19 março, 2002

Do cheiro

Conversando com o André, invadiu-me, aqui, um impulso de impregnar cheiro de leite na palavra "vaca", de mato quando escrevo "árvore" e de café só porque estou tomando um. Quem sabe sobre os odores que sentimos? Odor é igual a aroma. Cheiro não é a mesma coisa. O cheiro é termo suave, sem deixar de ser forte; é sobre o cheiro que quero escrever. O cheiro abranda minha agressividade. Porque preferiria dizer 'fedor". Fede-se despreocupadamente, aleatoriamente, fede-se por displicência, por egoísmo ou por desgraça. Esta última palavra era proibida pra mim, minha mãe não gostava que eu a pronunciasse, mãe tem dessas coisas. Diria ela, se estivesse nesse texto: "não repita, minha filha, esta palavra tem cheiro de enxofre", e ela teria toda razão.

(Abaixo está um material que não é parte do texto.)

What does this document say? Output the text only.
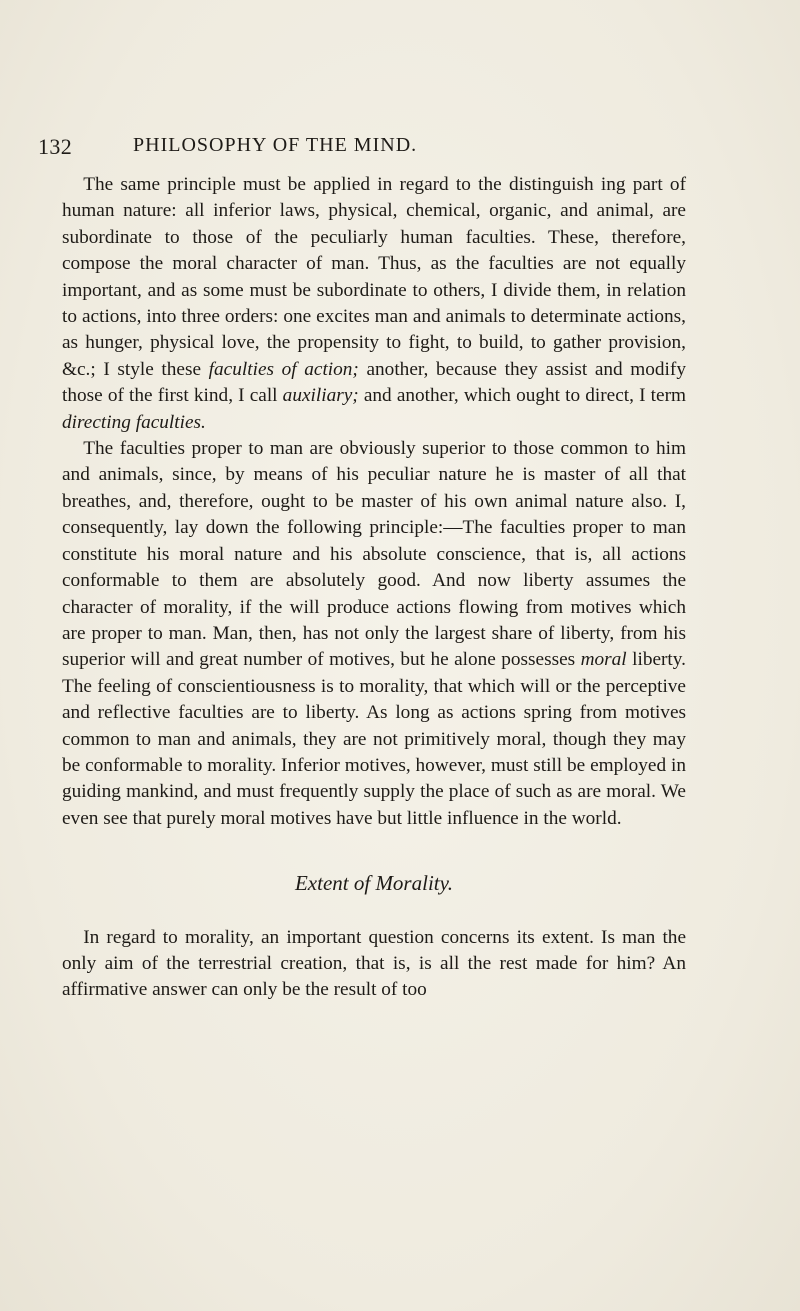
132	PHILOSOPHY OF THE MIND.

The same principle must be applied in regard to the distinguish ing part of human nature: all inferior laws, physical, chemical, organic, and animal, are subordinate to those of the peculiarly human faculties. These, therefore, compose the moral character of man. Thus, as the faculties are not equally important, and as some must be subordinate to others, I divide them, in relation to actions, into three orders: one excites man and animals to determinate actions, as hunger, physical love, the propensity to fight, to build, to gather provision, &c.; I style these faculties of action; another, because they assist and modify those of the first kind, I call auxiliary; and another, which ought to direct, I term directing faculties.

The faculties proper to man are obviously superior to those common to him and animals, since, by means of his peculiar nature he is master of all that breathes, and, therefore, ought to be master of his own animal nature also. I, consequently, lay down the following principle:—The faculties proper to man constitute his moral nature and his absolute conscience, that is, all actions conformable to them are absolutely good. And now liberty assumes the character of morality, if the will produce actions flowing from motives which are proper to man. Man, then, has not only the largest share of liberty, from his superior will and great number of motives, but he alone possesses moral liberty. The feeling of conscientiousness is to morality, that which will or the perceptive and reflective faculties are to liberty. As long as actions spring from motives common to man and animals, they are not primitively moral, though they may be conformable to morality. Inferior motives, however, must still be employed in guiding mankind, and must frequently supply the place of such as are moral. We even see that purely moral motives have but little influence in the world.

Extent of Morality.

In regard to morality, an important question concerns its extent. Is man the only aim of the terrestrial creation, that is, is all the rest made for him? An affirmative answer can only be the result of too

Então adoro escrever sobre coisas que não tem importância, como o cheiro.
A impaciência traz mofo às narinas, a pizza tem que ter cheiro de tomate e manjericão, e o livro novo tem cheiro em suas páginas, cheiro de livro novo. Também o velho traz cheiro de armário. De estante e coisa morta. A luz tem cheiro de areia. Meu gato cheira a coisa embrenhada. A moça fantasmagórica que sentou-se ao meu lado no ônibus, de pele muito branca, tinha cheiro de pessoa arquivada. Apaguei sem querer uma frase inteira que havia escrito sobre as pessoas que usam o mesmo perfume forte para demonstrar firmeza de personalidade. Unem seu cheiro à aparência uniforme de suas roupas de repetidos tons e cortes, como outdoors estranhos dessa sociedade exposta nas vitrines das lojas de uma Ipanema divertida e colorida dos sábados de manhã. Eu uso o mesmo perfume, alfazema. Mas não as mesmas roupas. Eu gosto de feder, também. Ter cheiro de suor e de cabelos oleosos. Cheiro de sal às dez da noite e de chulé quando tiro o tênis. Vou parar por aqui. Recebam a minha cortês rosa branca em botão, um pouco molhada e abrindo-se. Estou tentando desprender este cheiro do meu nariz pelo resto do dia. Mas é um cheiro bom. Como o de certas poesias.